The Urge to not Purge

When do you delete an "important" electronic communication?

As a prudent person, your immediate response will be why do you want to delete something that is important? But a question does not answer a previous question. It just initiates a questionnaire with no one willing to answer.

Back in the days when making paper from trees was an accepted thing, you would get all your communication the postal route and you could either keep it or file it and it would stay till willingly shredded or destroyed by arson, termites, or Acts of God. With rising costs and more campaigners to save trees, almost all your required communication now takes the electronic route.

Electronic communication is indeed faster and economical. But it also creates a lot of discomfort by the fact that unless opened on a screen you can't really see it. Pointing to a Hard Drive and claiming it holds a few thousand document is not really helpful if the documents do not open on a screen. You can hold them but you can't see them. Theft is also easy. They will fit on something no larger than your thumb nail.

Anyway, with e-communication being the fastest and cheapest way at reaching out to people, you are facing a barrage of, at times, useless chatter coming to you. Ordinarily a confirmation of change of address request is you receiving your mail at the new address. Now you will receive confirmation of this change by email, text and even a phone call. Do you keep these messages as important or delete them. With no paper backups, you are at a loss to know what to do and prefer to err on the side of caution by storing them. The super cautious may take a print and defeat the very purpose of going paperless.

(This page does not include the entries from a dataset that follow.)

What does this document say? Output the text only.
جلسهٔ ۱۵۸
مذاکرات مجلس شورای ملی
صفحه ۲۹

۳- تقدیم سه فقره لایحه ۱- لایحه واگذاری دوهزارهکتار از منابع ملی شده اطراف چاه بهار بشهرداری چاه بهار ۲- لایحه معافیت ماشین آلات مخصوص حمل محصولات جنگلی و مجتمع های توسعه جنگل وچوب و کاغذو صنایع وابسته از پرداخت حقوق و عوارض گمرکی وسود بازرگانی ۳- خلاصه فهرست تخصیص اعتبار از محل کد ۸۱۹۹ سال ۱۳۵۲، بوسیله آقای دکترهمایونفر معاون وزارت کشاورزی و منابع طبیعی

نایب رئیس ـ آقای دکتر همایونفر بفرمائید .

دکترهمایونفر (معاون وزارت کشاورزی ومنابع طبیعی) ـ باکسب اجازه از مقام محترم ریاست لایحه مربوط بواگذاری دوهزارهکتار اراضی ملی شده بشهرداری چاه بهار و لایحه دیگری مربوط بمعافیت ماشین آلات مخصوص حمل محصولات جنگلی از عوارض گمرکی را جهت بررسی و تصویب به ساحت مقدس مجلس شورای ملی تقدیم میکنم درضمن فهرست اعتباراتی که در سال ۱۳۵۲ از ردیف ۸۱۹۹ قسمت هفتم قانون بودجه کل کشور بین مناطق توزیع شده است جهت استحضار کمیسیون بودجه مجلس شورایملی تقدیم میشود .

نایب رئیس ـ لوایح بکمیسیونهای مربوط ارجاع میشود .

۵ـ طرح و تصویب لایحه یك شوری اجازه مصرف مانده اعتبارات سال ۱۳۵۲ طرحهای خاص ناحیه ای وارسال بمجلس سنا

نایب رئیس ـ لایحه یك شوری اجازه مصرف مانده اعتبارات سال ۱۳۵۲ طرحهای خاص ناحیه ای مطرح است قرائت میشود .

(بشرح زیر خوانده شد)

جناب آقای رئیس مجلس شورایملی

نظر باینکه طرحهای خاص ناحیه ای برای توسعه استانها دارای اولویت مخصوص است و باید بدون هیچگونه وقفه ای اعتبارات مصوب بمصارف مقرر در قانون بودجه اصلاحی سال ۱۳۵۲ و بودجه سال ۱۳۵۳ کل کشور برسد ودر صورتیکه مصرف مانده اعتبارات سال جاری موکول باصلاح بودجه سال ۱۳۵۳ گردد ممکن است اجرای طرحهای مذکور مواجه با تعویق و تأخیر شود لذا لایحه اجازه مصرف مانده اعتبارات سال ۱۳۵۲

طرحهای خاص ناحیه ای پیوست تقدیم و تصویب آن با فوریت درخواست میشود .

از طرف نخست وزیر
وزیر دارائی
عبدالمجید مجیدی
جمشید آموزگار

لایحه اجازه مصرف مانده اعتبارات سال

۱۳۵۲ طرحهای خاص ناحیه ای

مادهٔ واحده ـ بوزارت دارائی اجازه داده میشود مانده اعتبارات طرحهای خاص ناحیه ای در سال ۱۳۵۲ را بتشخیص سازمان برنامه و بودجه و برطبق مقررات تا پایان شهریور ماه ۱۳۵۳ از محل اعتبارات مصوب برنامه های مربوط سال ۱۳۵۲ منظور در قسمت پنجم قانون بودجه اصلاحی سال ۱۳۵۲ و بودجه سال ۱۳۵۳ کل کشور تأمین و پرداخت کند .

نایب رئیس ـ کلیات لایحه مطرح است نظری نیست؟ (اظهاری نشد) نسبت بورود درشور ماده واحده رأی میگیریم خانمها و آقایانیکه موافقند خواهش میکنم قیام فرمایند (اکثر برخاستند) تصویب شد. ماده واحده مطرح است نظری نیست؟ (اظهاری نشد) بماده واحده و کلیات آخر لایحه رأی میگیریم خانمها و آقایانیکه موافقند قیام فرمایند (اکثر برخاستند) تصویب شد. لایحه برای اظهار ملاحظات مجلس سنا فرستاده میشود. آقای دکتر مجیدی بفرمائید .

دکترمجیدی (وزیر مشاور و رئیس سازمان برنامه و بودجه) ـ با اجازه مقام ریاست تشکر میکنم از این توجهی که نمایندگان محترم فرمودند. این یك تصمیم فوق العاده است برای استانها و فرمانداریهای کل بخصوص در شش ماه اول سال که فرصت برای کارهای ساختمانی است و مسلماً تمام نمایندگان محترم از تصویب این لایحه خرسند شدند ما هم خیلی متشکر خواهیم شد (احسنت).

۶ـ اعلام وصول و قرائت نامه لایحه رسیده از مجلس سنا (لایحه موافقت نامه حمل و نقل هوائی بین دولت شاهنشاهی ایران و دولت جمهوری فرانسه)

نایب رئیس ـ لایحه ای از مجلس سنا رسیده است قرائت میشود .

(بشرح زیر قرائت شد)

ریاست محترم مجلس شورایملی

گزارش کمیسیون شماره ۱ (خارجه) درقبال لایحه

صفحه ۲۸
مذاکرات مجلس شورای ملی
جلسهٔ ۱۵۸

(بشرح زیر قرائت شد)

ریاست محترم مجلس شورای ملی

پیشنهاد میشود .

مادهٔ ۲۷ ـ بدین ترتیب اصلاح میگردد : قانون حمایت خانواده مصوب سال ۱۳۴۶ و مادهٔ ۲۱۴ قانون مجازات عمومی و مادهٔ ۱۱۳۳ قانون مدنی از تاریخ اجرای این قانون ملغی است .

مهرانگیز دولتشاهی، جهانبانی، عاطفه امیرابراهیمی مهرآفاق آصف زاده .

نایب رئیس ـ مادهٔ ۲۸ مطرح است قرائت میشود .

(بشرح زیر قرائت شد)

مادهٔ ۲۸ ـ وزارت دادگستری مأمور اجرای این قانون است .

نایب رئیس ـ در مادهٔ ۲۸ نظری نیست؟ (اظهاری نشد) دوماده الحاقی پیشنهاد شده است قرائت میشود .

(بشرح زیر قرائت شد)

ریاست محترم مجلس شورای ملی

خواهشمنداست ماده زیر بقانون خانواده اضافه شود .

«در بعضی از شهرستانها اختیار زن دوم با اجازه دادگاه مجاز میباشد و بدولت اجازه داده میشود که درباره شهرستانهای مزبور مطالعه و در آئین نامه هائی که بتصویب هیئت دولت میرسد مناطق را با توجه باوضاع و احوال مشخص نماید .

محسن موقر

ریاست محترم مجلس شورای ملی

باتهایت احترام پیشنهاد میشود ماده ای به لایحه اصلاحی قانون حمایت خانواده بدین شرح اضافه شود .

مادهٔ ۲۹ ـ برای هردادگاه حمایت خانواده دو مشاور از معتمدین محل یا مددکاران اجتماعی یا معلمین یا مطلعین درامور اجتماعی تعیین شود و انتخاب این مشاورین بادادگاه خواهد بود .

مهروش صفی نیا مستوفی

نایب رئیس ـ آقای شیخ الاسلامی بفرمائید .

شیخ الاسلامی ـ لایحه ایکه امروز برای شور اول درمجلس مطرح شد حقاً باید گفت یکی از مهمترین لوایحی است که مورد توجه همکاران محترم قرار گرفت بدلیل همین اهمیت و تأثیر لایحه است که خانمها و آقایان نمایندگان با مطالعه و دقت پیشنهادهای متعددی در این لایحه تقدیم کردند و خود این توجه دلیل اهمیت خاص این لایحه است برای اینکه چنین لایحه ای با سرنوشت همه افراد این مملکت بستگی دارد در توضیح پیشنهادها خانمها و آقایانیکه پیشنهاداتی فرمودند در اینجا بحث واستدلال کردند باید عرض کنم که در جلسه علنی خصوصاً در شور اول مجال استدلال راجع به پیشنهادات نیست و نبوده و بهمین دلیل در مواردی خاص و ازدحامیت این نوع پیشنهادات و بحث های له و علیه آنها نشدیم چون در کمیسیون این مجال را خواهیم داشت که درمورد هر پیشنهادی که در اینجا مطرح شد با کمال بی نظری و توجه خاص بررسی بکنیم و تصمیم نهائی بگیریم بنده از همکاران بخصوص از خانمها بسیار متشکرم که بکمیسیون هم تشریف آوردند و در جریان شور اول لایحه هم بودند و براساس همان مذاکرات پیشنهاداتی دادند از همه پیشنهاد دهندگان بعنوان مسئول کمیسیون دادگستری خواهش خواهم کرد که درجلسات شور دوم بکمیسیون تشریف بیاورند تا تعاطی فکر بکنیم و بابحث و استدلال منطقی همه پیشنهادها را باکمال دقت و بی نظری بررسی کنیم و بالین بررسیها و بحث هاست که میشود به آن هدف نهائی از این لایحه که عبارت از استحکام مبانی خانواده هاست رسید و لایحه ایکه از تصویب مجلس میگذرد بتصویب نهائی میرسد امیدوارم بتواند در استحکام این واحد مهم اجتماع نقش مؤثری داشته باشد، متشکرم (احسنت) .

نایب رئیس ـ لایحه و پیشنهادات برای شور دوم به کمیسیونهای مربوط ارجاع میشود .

So what all is coming to you electronically? Bank statements, brokerage statements, bills, sales campaigns, transaction records and what not. How do you store these things.

  1. Retain the emails in your mail box.
  2. Download the attachments that came with the email and store them in a folder in your hard drive.
  3. Do a and b above.
  4. Back up emails and your hard drive with a desk top external storage device.
  5. Back up on line.
  6. Do a, b, d, and e above.
  7. Do f above and take a print of all communication, file them and create cross references.

Electronic communication has created more record keeping issues than paper communication. Also the fact that it has actually increased cost to the recipients than the senders. There is more time spent in checking mails, storing attachments and sifting through junk mail figuring what is important and what is not. Also there is the danger of emails bouncing due to full mailboxes giving rise to the risk of losing out on the truly important communication.

But as time progresses, there is no going back. These are some of the perils of modern day mail and unless one chooses to live in a cave, there is no escaping it.
Happy storing and happy purging friends.